Stranger Things ou le fait d’être un ado dans les années 80

Ah, être ado dans les années 80, ainsi que durant la majeure partie des années 90… C’est avec une nostalgie certaine que je me suis souvenu de mon adolescence dans ma petite ville de banlieue parisienne (neuf-cinq en force !) en visionnant la saison deux de Stranger Things, série originale Netflix où l’on suit les aventures mi-science-fiction, mi-horreur, de très jeunes ados américains. Je dis très jeunes adolescents, car les adultes, à l’époque où nous étions au collège, nous considéraient encore comme des enfants à 12 ans. Aujourd’hui un gamin de 10 ans est considéré (et se comporte déjà…) comme un ado. Bref.

Outre le fait que cette seconde saison se déroule en 1984, année symbolique dans l’histoire du cinéma US (SOS Fantômes, Terminator, Freddy Les Griffes de la Nuit, Le Flic de Beverly Hills, Gremlins, Karate Kid, Dune, Splash, L’Histoire sans Fin, et j’en passe !), et milieu d’une décennie incroyablement riche musicalement (Michael Jackson, Prince, Cyndi Lauper, A-ha, Eurythmics, New Order, The Police, Toto, Duran Duran, Madonna, la liste est sans fin…), elle nous permet de pouvoir comparer notre enfance avec celle de nos propres enfants. En préambule de mon futur article « Quel smartphone pour mon ado ? », le téléphone étant l’épicentre de la vie de l’ado (et de l’adulte) d’aujourd’hui, petite séquence nostalgie et émotion. Avec une pointe de « surprotégeons-nous nos enfants aujourd’hui ? »…

Cet article n’étant pas un avis sur la série, il n’y a pas de spoiler.

Le téléphone comme moyen de communication

Souvenez-vous. Vous avez trouvé son numéro de téléphone, enfin, celui de ses parents, dans l’annuaire. Elle est sur liste rouge ? Vous avez tout de même réussi à vous procurer son petit numéro à huit chiffres. Mais il y a un problème insurmontable : le téléphone sans fil n’a pas encore été inventé. Ou pire, vos parents ne savent pas que ça existe. Obligé de passer ce coup de fil, dans le salon, devant tout le monde. Comme si vous n’étiez pas assez stressé… Rien que de repenser à ce genre de moment, même aujourd’hui, j’entre mécaniquement en mode « sous pression » !
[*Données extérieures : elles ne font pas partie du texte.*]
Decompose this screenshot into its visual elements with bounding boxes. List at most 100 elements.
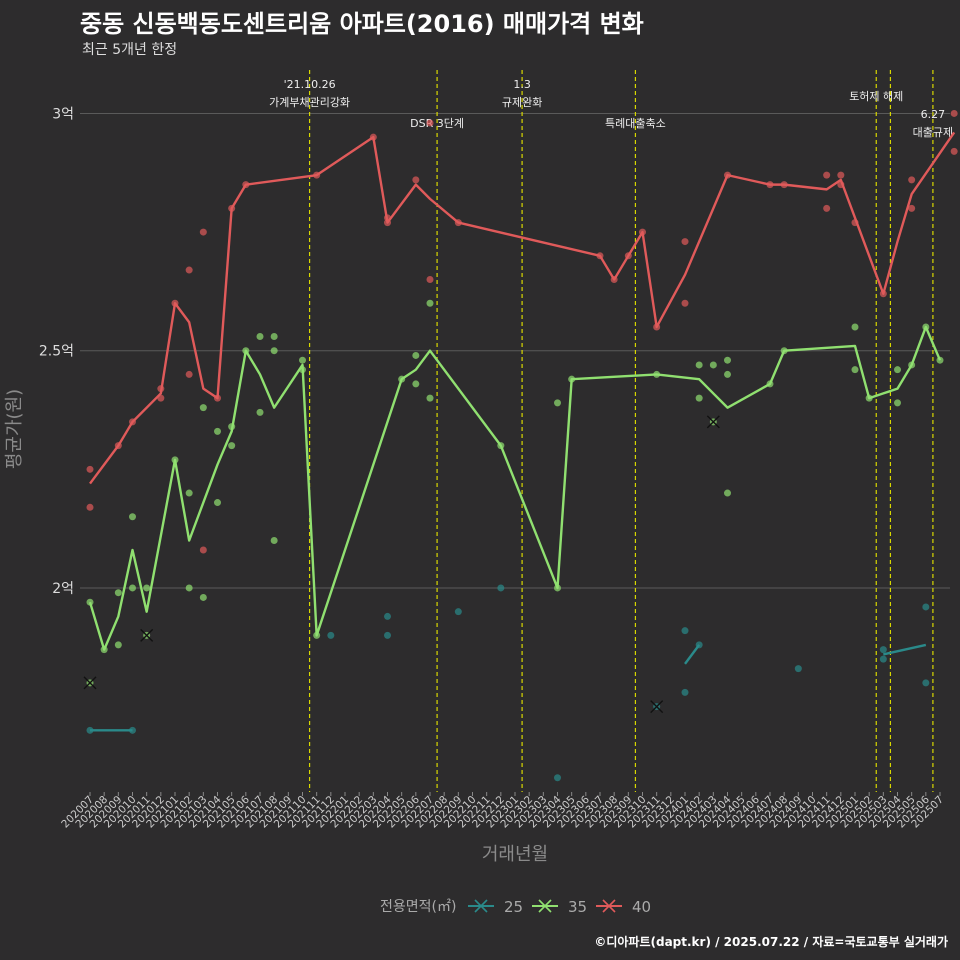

Afin de contrer le problème, non pas pour appeler une camarade de classe, mais tout simplement pour joindre les membres de la bande, les jeunes héros de Stranger Things utilisent des talkie walkie. Je me rappelle que nous en avions avec un copain de la résidence (salut Romain !). En fait nos appartements étaient mitoyens. Et bien malgré cela, on avait du bien mal à capter et à communiquer, contrairement aux djeunss de la série qui arrivent à se parler à relativement longue distance. Bon il faut avouer qu’ils ont des talkie de compétition dans le hit de Netflix.
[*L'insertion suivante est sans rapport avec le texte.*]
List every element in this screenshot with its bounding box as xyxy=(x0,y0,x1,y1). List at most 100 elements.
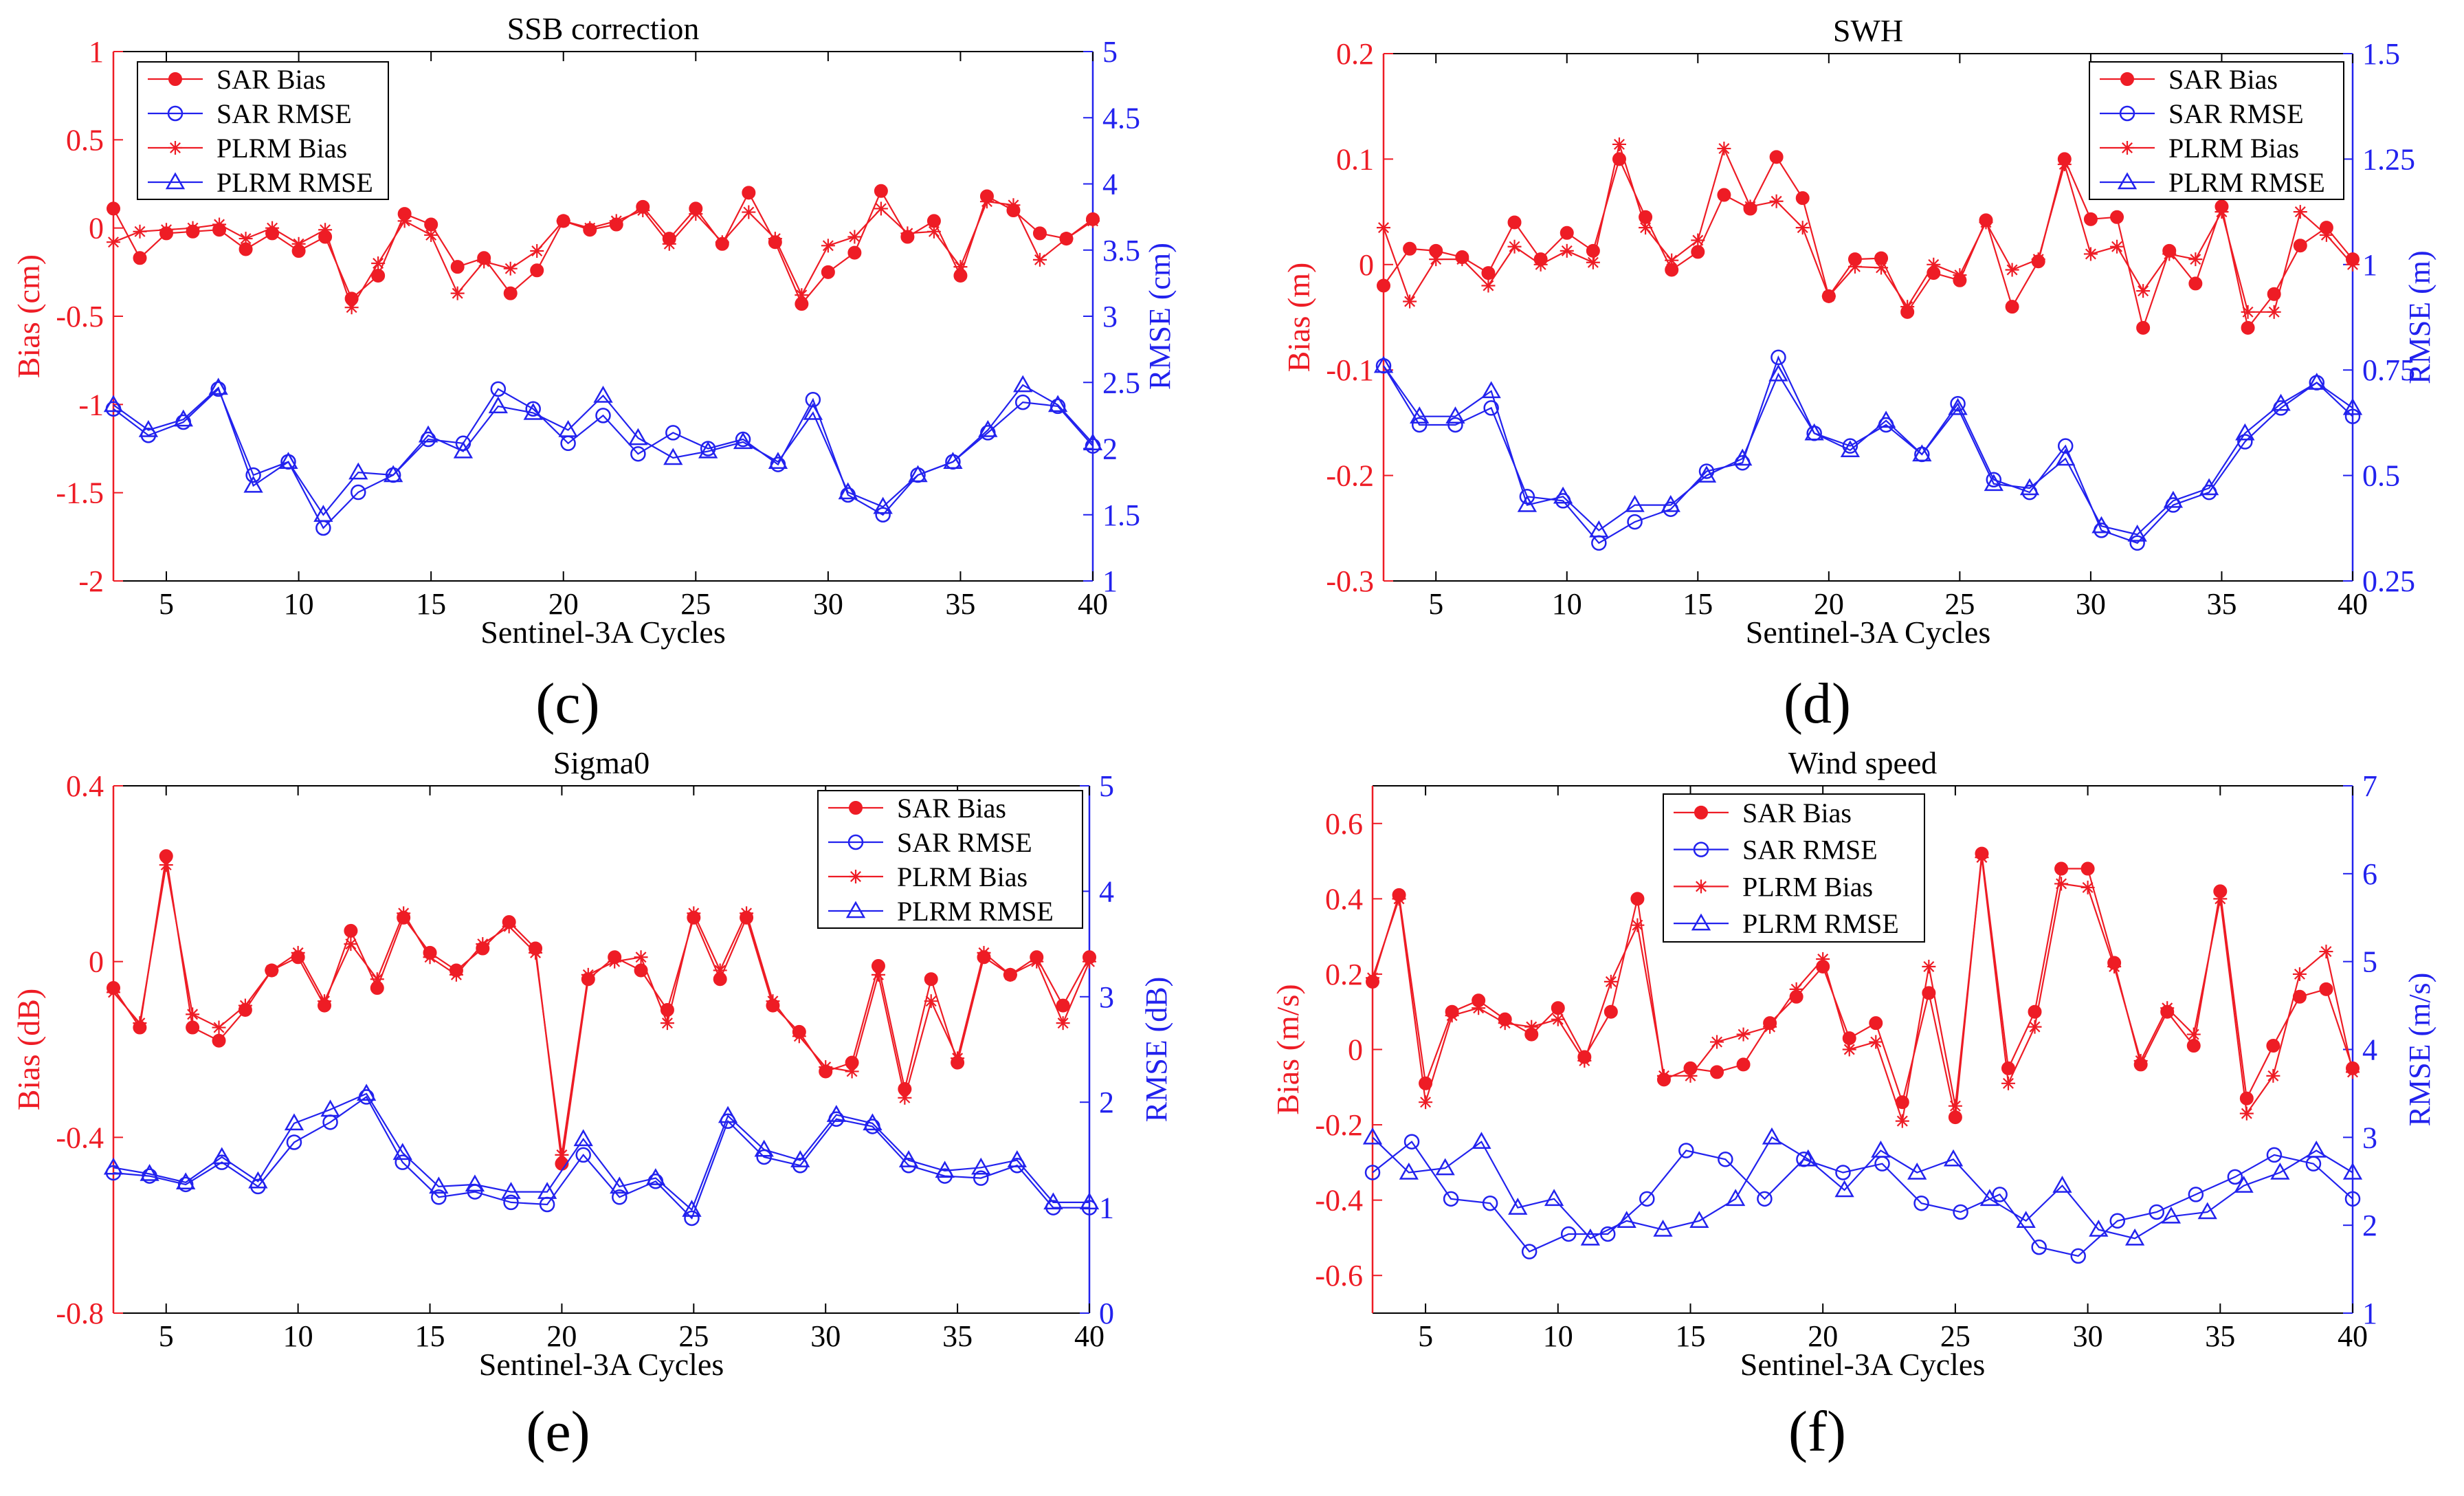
left-tick-label: -0.5 xyxy=(56,300,104,333)
data-point xyxy=(210,381,226,397)
panel-label-d: (d) xyxy=(1784,672,1851,736)
data-point xyxy=(2080,861,2095,876)
data-point xyxy=(395,1154,410,1170)
data-point xyxy=(1056,1016,1070,1031)
x-tick-label: 5 xyxy=(159,1319,174,1353)
data-point xyxy=(1948,397,1968,415)
data-point xyxy=(555,1147,569,1162)
data-point xyxy=(2346,1065,2360,1079)
data-point xyxy=(875,507,891,522)
right-tick-label: 1.5 xyxy=(2362,37,2400,71)
data-point xyxy=(2267,287,2281,301)
legend-label: PLRM RMSE xyxy=(1742,908,1899,939)
data-point xyxy=(138,420,159,437)
data-point xyxy=(2149,1204,2165,1220)
x-tick-label: 15 xyxy=(1675,1319,1705,1353)
data-point xyxy=(1435,1158,1455,1176)
data-point xyxy=(1481,381,1501,399)
left-tick-label: -1.5 xyxy=(56,476,104,510)
legend-box xyxy=(137,61,389,200)
data-point xyxy=(1551,1001,1565,1015)
series-plrm-rmse xyxy=(1373,355,2363,542)
data-point xyxy=(2163,490,2184,508)
data-point xyxy=(1524,1020,1539,1034)
right-tick-label: 1.5 xyxy=(1102,498,1140,532)
data-point xyxy=(943,452,963,469)
data-point xyxy=(370,972,384,987)
data-point xyxy=(953,260,968,274)
data-point xyxy=(2241,320,2255,335)
series-plrm-rmse xyxy=(103,1084,1100,1217)
data-point xyxy=(477,254,491,269)
x-tick-label: 40 xyxy=(2338,587,2368,621)
legend-label: PLRM RMSE xyxy=(897,896,1054,927)
series-sar-rmse xyxy=(1364,1134,2361,1264)
data-point xyxy=(1922,986,1936,1000)
x-tick-label: 40 xyxy=(1074,1319,1105,1353)
series-line xyxy=(1382,141,2353,313)
data-point xyxy=(133,1016,147,1031)
data-point xyxy=(320,1099,340,1117)
right-tick-label: 3 xyxy=(1099,980,1114,1014)
data-point xyxy=(1472,1001,1486,1015)
legend-marker xyxy=(845,901,866,918)
x-tick-label: 20 xyxy=(1814,587,1844,621)
data-point xyxy=(344,300,359,315)
legend-marker xyxy=(2117,172,2138,190)
data-point xyxy=(1445,1009,1459,1023)
left-tick-label: -2 xyxy=(78,564,104,598)
data-point xyxy=(2080,880,2095,894)
series-sar-rmse xyxy=(105,1089,1098,1226)
series-line xyxy=(113,384,1094,516)
x-tick-label: 35 xyxy=(942,1319,973,1353)
x-axis-label: Sentinel-3A Cycles xyxy=(479,1347,724,1382)
data-point xyxy=(2319,945,2333,959)
data-point xyxy=(1603,1004,1618,1019)
data-point xyxy=(1521,1244,1538,1260)
data-point xyxy=(1986,472,2002,487)
data-point xyxy=(593,385,613,403)
data-point xyxy=(1443,1191,1459,1207)
data-point xyxy=(1639,221,1653,235)
data-point xyxy=(2344,408,2361,424)
data-point xyxy=(595,408,611,424)
data-point xyxy=(1030,954,1044,969)
data-point xyxy=(874,184,888,198)
left-tick-label: 0.4 xyxy=(1325,882,1363,916)
data-point xyxy=(212,1020,226,1035)
legend-label: PLRM Bias xyxy=(217,133,347,164)
data-point xyxy=(1804,423,1824,441)
right-tick-label: 5 xyxy=(1102,35,1118,69)
x-tick-label: 10 xyxy=(1552,587,1582,621)
data-point xyxy=(636,204,650,217)
right-tick-label: 6 xyxy=(2362,857,2377,891)
legend-marker xyxy=(1691,913,1711,931)
data-point xyxy=(1717,188,1731,202)
data-point xyxy=(2005,300,2019,314)
data-point xyxy=(2001,1076,2015,1090)
legend-marker xyxy=(849,870,863,883)
data-point xyxy=(2028,1020,2042,1034)
series-line xyxy=(113,1095,1089,1220)
data-point xyxy=(1691,245,1705,259)
data-point xyxy=(1419,1095,1433,1110)
left-tick-label: 0 xyxy=(89,212,104,245)
data-point xyxy=(1907,1162,1927,1180)
chart-title: SWH xyxy=(1833,13,1903,48)
data-point xyxy=(1913,1195,1929,1211)
data-point xyxy=(208,377,228,395)
data-point xyxy=(2054,877,2069,891)
data-point xyxy=(397,214,412,228)
data-point xyxy=(1683,1068,1698,1083)
data-point xyxy=(1013,375,1033,393)
data-point xyxy=(1717,142,1731,156)
legend-label: SAR Bias xyxy=(2168,64,2278,95)
data-point xyxy=(926,224,941,239)
legend-marker xyxy=(1694,805,1708,820)
data-point xyxy=(1630,892,1645,906)
data-point xyxy=(107,201,120,216)
data-point xyxy=(871,967,885,982)
data-point xyxy=(634,963,648,978)
data-point xyxy=(2136,284,2151,298)
data-point xyxy=(502,919,516,934)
L’unique téléphone de la maison, situé dans le salon, ou le rarissime talkie walkie, font qu’une fois rentré chez nous nous étions coupés du monde extérieur, de nos amis. Notons que ces derniers représentants d’ailleurs 80% du monde extérieur pour nous, à l’époque. Mon fils de 5 ans et demi (le « et demi » est très important selon lui) n’exprime pas encore le besoin de devoir échanger H24 avec ses amis. Tout le contraire de ma nièce de 14 ans, vissée à son iPhone et échangeant en flux continu des messages avec ses copines via iMessage ou en DM Instagram. A notre époque, 14 ans ou pas, il fallait voir ses potes si on voulait échanger avec eux. Et pour ceux qui vivaient loin (coucou Hendaye !), et bien on s’envoyait des lettres. Du mail, sans le e-. Courrier qui prenait du temps lors de la rédaction, mais encore plus pour la livraison. Tu écris une lettre, tu l’envoies, la personne la reçoit deux jours plus tard. Alors que l’ado d’aujourd’hui reçoit la notification du tweet le mentionnant une seconde après que le message ait été posté.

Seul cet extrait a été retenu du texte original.